1. At a Glance
Indian Hume Pipe (IHP), born in 1926, is older than most countries’ constitutions. Its main job: making and laying giant pipes for water, sewerage, and power projects. It also manufactures railway sleepers for Indian Railways. Market cap ₹2,078 Cr, CMP ₹393, order book ₹3,112 Cr — sounds impressive, until you see the working capital cycle, which is longer than a government tender approval process.
2. Introduction
Imagine being in business since the British Raj and still fighting with government departments for payments. That’s IHP. It builds the pipelines that carry drinking water, irrigation water, sewage, and cooling water for power plants. Basically, if it flows, IHP tries to control it.

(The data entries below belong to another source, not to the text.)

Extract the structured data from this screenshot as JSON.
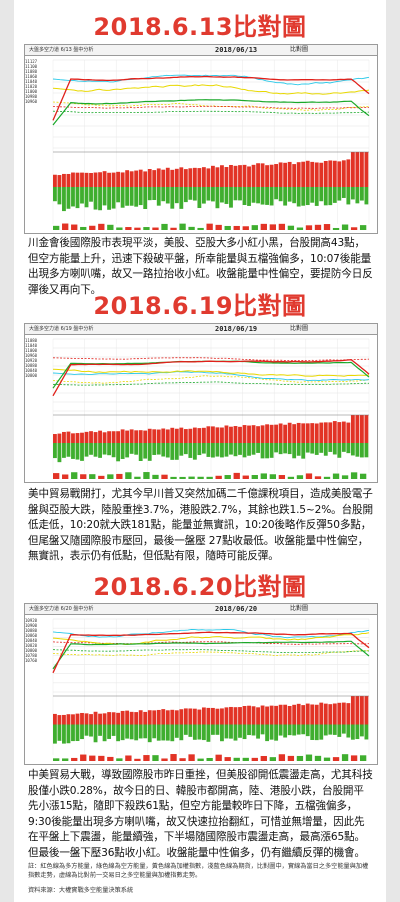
{
  "sections": [
    {
      "title": "2018.6.13比對圖",
      "chart_header": {
        "title_text": "大盤多空力道 6/13 盤中分析",
        "date": "2018/06/13",
        "tag": "比對圖"
      },
      "y_ticks": [
        "11127",
        "11100",
        "11080",
        "11060",
        "11040",
        "11020",
        "11000",
        "10980",
        "10960"
      ],
      "paragraph": "川金會後國際股市表現平淡，美股、亞股大多小紅小黑，台股開高43點，但空方能量上升，迅速下殺破平盤，所幸能量與五檔強偏多，10:07後能量出現多方喇叭嘴，故又一路拉抬收小紅。收盤能量中性偏空，要提防今日反彈後又再向下。"
    },
    {
      "title": "2018.6.19比對圖",
      "chart_header": {
        "title_text": "大盤多空力道 6/19 盤中分析",
        "date": "2018/06/19",
        "tag": "比對圖"
      },
      "y_ticks": [
        "11080",
        "11040",
        "11000",
        "10960",
        "10920",
        "10880",
        "10840",
        "10800"
      ],
      "paragraph": "美中貿易戰開打，尤其今早川普又突然加碼二千億課稅項目，造成美股電子盤與亞股大跌，陸股重挫3.7%，港股跌2.7%，其餘也跌1.5~2%。台股開低走低，10:20就大跌181點，能量並無實訊，10:20後略作反彈50多點，但尾盤又隨國際股市壓回，最後一盤壓 27點收最低。收盤能量中性偏空，無實訊，表示仍有低點，但低點有限，隨時可能反彈。"
    },
    {
      "title": "2018.6.20比對圖",
      "chart_header": {
        "title_text": "大盤多空力道 6/20 盤中分析",
        "date": "2018/06/20",
        "tag": "比對圖"
      },
      "y_ticks": [
        "10920",
        "10900",
        "10880",
        "10860",
        "10840",
        "10820",
        "10800",
        "10780",
        "10760"
      ],
      "paragraph": "中美貿易大戰，導致國際股市昨日重挫，但美股卻開低震盪走高，尤其科技股僅小跌0.28%，故今日的日、韓股市都開高，陸、港股小跌，台股開平先小漲15點，隨即下殺跌61點，但空方能量較昨日下降，五檔強偏多，9:30後能量出現多方喇叭嘴，故又快速拉抬翻紅，可惜並無增量，因此先在平盤上下震盪，能量續強，下半場隨國際股市震盪走高，最高漲65點。但最後一盤下壓36點收小紅。收盤能量中性偏多，仍有繼續反彈的機會。"
    }
  ],
  "footnote": {
    "note": "註：紅色線為多方能量，綠色線為空方能量，黃色線為加權指數，淺藍色線為期貨，比對圖中，實線為當日之多空能量與加權指數走勢，虛線為比對前一交易日之多空能量與加權指數走勢。",
    "source": "資料來源：大權實戰多空能量決策系統"
  },
  "colors": {
    "title": "#e03a2f",
    "bull": "#e0201a",
    "bear": "#1aa82a",
    "index": "#e8d800",
    "futures": "#28c8e8"
  }
}
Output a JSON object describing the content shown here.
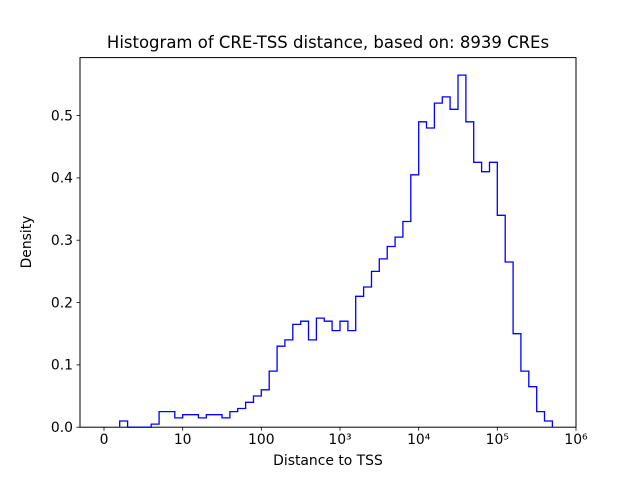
{
  "chart_data": {
    "type": "bar",
    "subtype": "histogram-step-outline",
    "title": "Histogram of CRE-TSS distance, based on: 8939 CREs",
    "xlabel": "Distance to TSS",
    "ylabel": "Density",
    "x_scale": "log10(distance+1), tick positions in log10 units",
    "xlim": [
      -0.305,
      6.0
    ],
    "ylim": [
      0,
      0.593
    ],
    "x_ticks": [
      {
        "pos": 0,
        "label": "0"
      },
      {
        "pos": 1,
        "label": "10"
      },
      {
        "pos": 2,
        "label": "100"
      },
      {
        "pos": 3,
        "label": "10³"
      },
      {
        "pos": 4,
        "label": "10⁴"
      },
      {
        "pos": 5,
        "label": "10⁵"
      },
      {
        "pos": 6,
        "label": "10⁶"
      }
    ],
    "y_ticks": [
      {
        "pos": 0.0,
        "label": "0.0"
      },
      {
        "pos": 0.1,
        "label": "0.1"
      },
      {
        "pos": 0.2,
        "label": "0.2"
      },
      {
        "pos": 0.3,
        "label": "0.3"
      },
      {
        "pos": 0.4,
        "label": "0.4"
      },
      {
        "pos": 0.5,
        "label": "0.5"
      }
    ],
    "bin_start": 0.2,
    "bin_width": 0.1,
    "densities": [
      0.01,
      0,
      0,
      0,
      0.005,
      0.025,
      0.025,
      0.015,
      0.02,
      0.02,
      0.015,
      0.02,
      0.02,
      0.015,
      0.025,
      0.03,
      0.04,
      0.05,
      0.06,
      0.09,
      0.13,
      0.14,
      0.165,
      0.17,
      0.14,
      0.175,
      0.17,
      0.155,
      0.17,
      0.155,
      0.21,
      0.225,
      0.25,
      0.27,
      0.29,
      0.305,
      0.33,
      0.405,
      0.49,
      0.48,
      0.52,
      0.53,
      0.51,
      0.565,
      0.49,
      0.425,
      0.41,
      0.425,
      0.34,
      0.265,
      0.15,
      0.09,
      0.065,
      0.025,
      0.01
    ],
    "line_color": "#0000ff",
    "axis_color": "#000000",
    "background_color": "#ffffff",
    "grid": "off",
    "legend": "none"
  }
}
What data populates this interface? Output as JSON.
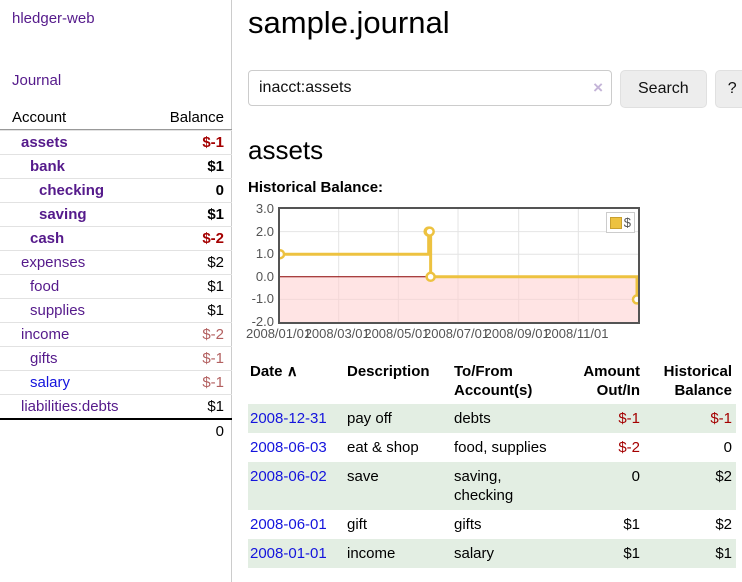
{
  "app": {
    "title": "hledger-web",
    "nav_journal": "Journal"
  },
  "sidebar": {
    "headers": {
      "account": "Account",
      "balance": "Balance"
    },
    "accounts": [
      {
        "name": "assets",
        "balance": "$-1"
      },
      {
        "name": "bank",
        "balance": "$1"
      },
      {
        "name": "checking",
        "balance": "0"
      },
      {
        "name": "saving",
        "balance": "$1"
      },
      {
        "name": "cash",
        "balance": "$-2"
      },
      {
        "name": "expenses",
        "balance": "$2"
      },
      {
        "name": "food",
        "balance": "$1"
      },
      {
        "name": "supplies",
        "balance": "$1"
      },
      {
        "name": "income",
        "balance": "$-2"
      },
      {
        "name": "gifts",
        "balance": "$-1"
      },
      {
        "name": "salary",
        "balance": "$-1"
      },
      {
        "name": "liabilities:debts",
        "balance": "$1"
      }
    ],
    "total": "0"
  },
  "header": {
    "title": "sample.journal"
  },
  "search": {
    "value": "inacct:assets",
    "clear_icon": "×",
    "button_label": "Search",
    "help_label": "?"
  },
  "account_page": {
    "heading": "assets",
    "chart_title": "Historical Balance:"
  },
  "chart_data": {
    "type": "line",
    "step": true,
    "title": "Historical Balance",
    "series": [
      {
        "name": "$",
        "points": [
          [
            "2008-01-01",
            1
          ],
          [
            "2008-06-01",
            2
          ],
          [
            "2008-06-02",
            2
          ],
          [
            "2008-06-03",
            0
          ],
          [
            "2008-12-31",
            -1
          ]
        ]
      }
    ],
    "xmin": "2008-01-01",
    "xmax": "2009-01-01",
    "ylim": [
      -2,
      3
    ],
    "yticks": [
      3.0,
      2.0,
      1.0,
      0.0,
      -1.0,
      -2.0
    ],
    "ytick_labels": [
      "3.0",
      "2.0",
      "1.0",
      "0.0",
      "-1.0",
      "-2.0"
    ],
    "xticks": [
      "2008-01-01",
      "2008-03-01",
      "2008-05-01",
      "2008-07-01",
      "2008-09-01",
      "2008-11-01"
    ],
    "xtick_labels": [
      "2008/01/01",
      "2008/03/01",
      "2008/05/01",
      "2008/07/01",
      "2008/09/01",
      "2008/11/01"
    ],
    "legend": {
      "label": "$",
      "position": "top-right"
    },
    "grid": true,
    "colors": {
      "line": "#edc240",
      "marker_fill": "#ffffff",
      "negative_region": "rgba(255,205,205,0.55)",
      "zero_line": "#8b0000",
      "gridline": "#e4e4e4",
      "border": "#545454"
    }
  },
  "register": {
    "headers": {
      "date": "Date",
      "sort_caret": "∧",
      "description": "Description",
      "accounts": "To/From Account(s)",
      "amount": "Amount Out/In",
      "balance": "Historical Balance"
    },
    "rows": [
      {
        "date": "2008-12-31",
        "description": "pay off",
        "accounts": "debts",
        "amount": "$-1",
        "balance": "$-1"
      },
      {
        "date": "2008-06-03",
        "description": "eat & shop",
        "accounts": "food, supplies",
        "amount": "$-2",
        "balance": "0"
      },
      {
        "date": "2008-06-02",
        "description": "save",
        "accounts": "saving, checking",
        "amount": "0",
        "balance": "$2"
      },
      {
        "date": "2008-06-01",
        "description": "gift",
        "accounts": "gifts",
        "amount": "$1",
        "balance": "$2"
      },
      {
        "date": "2008-01-01",
        "description": "income",
        "accounts": "salary",
        "amount": "$1",
        "balance": "$1"
      }
    ]
  },
  "colors": {
    "purple_link": "#551a8b",
    "blue_link": "#1414dd",
    "negative": "#a40000",
    "negative_light": "#b36060",
    "row_stripe": "#e3eee3",
    "accent_yellow": "#edc240"
  }
}
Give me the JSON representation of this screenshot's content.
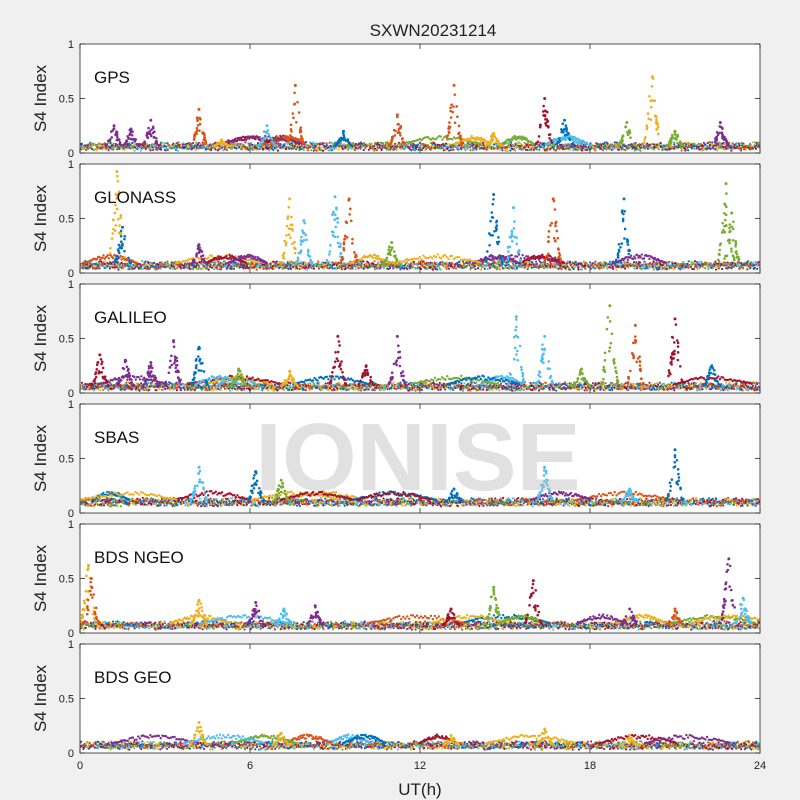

But this “boring infrastructure” is deceptively important. Water projects = political brownie points, and EPC contractors like IHP thrive whenever elections are near. They also dipped into real estate in Pune via a land development deal with Kalpataru, because why not? When your cash flow is stuck in receivables, you start dreaming of rental income.
The trouble? Order execution delays, high debtor days (159!), and 30.7% of promoter shares pledged — yes, the family silver is already in the pawn shop.
3. Business Model (WTF Do They Even Do?)
IHP is basically the plumber for governments:
- EPC Contracts: Laying water supply lines, sewerage systems, drainage, and allied works.
- Pipes: BWSC, PCCP, PSC, MS, RCC — not exactly Netflix-worthy, but governments love them.
- Railway Sleepers: Supply to Indian Railways. FY23 = 97,000 sleepers, ₹21 Cr revenue.
- Power Projects: Penstock pipes for hydropower, cooling water lines for thermal plants.
- Exports: Small operations in Iraq, Burma back in the day.
- Land Monetisation: Pune land JV with Kalpataru (IHP’s cut = 32.5%).
But here’s the twist: EPC = 90% of revenue. Manufacturing pipes is now just the side hustle. So IHP’s fate is tied to how fast government officers sign cheques — spoiler: not fast.
4. Financials Overview
Quarterly (₹ Cr)
Metric | Q1 FY26 (Jun’25) | Q1 FY25 (Jun’24) | Q4 FY25 (Mar’25) | YoY % | QoQ % |
---|---|---|---|---|---|
Revenue | 307 | 364 | 392 | -15.6% | -21.7% |
EBITDA | 34 | 58 | 56 | -41.4% | -39.3% |
PAT | 21.9 | 31 | 14 | -29.6% | +56.4% |
EPS (₹) | 4.16 | 5.91 | 2.73 | -29.6% | +52.4% |
Commentary: Revenue shrank, EBITDA margins slipped, but PAT looked better QoQ only because Q4 was unusually weak. Government payments delayed = revenue slippage.
5. Valuation (Fair Value Range Only)
a) P/E Method
EPS TTM = ₹14.74.Industry P/E ~37. Reasonable band 15–25.FV = 14.74 × (15–25) =₹220 – ₹370.
b) EV/EBITDA
EV = ₹2,092 Cr. EBITDA FY25 = ₹195 Cr.EV/EBITDA = ~10.7.Peer range = 8–12.FV Range =₹350 – ₹420.
c) DCF
Assume revenue growth 5–7%, margin ~11%, WC cycle continues to eat cash.DCF spits range =₹300 – ₹450.
Final FV Range (educational only): ₹300 – ₹420.(Current CMP ₹393 = hugging fair value).
6. What’s Cooking – News, Triggers, Drama
- Q1 FY26 results: Sales fell due to rains and no land sale windfall (last year they booked Pune land deal). PAT ₹21.9 Cr.
- Order Book: ₹3,112 Cr (as of May 2023), but that’s down 18% YoY. Not exactly inspiring.
- JV with Kalpataru: Vadgaon land, Pune. IHP’s share 32.5%. Real estate money may be fatter than pipe money.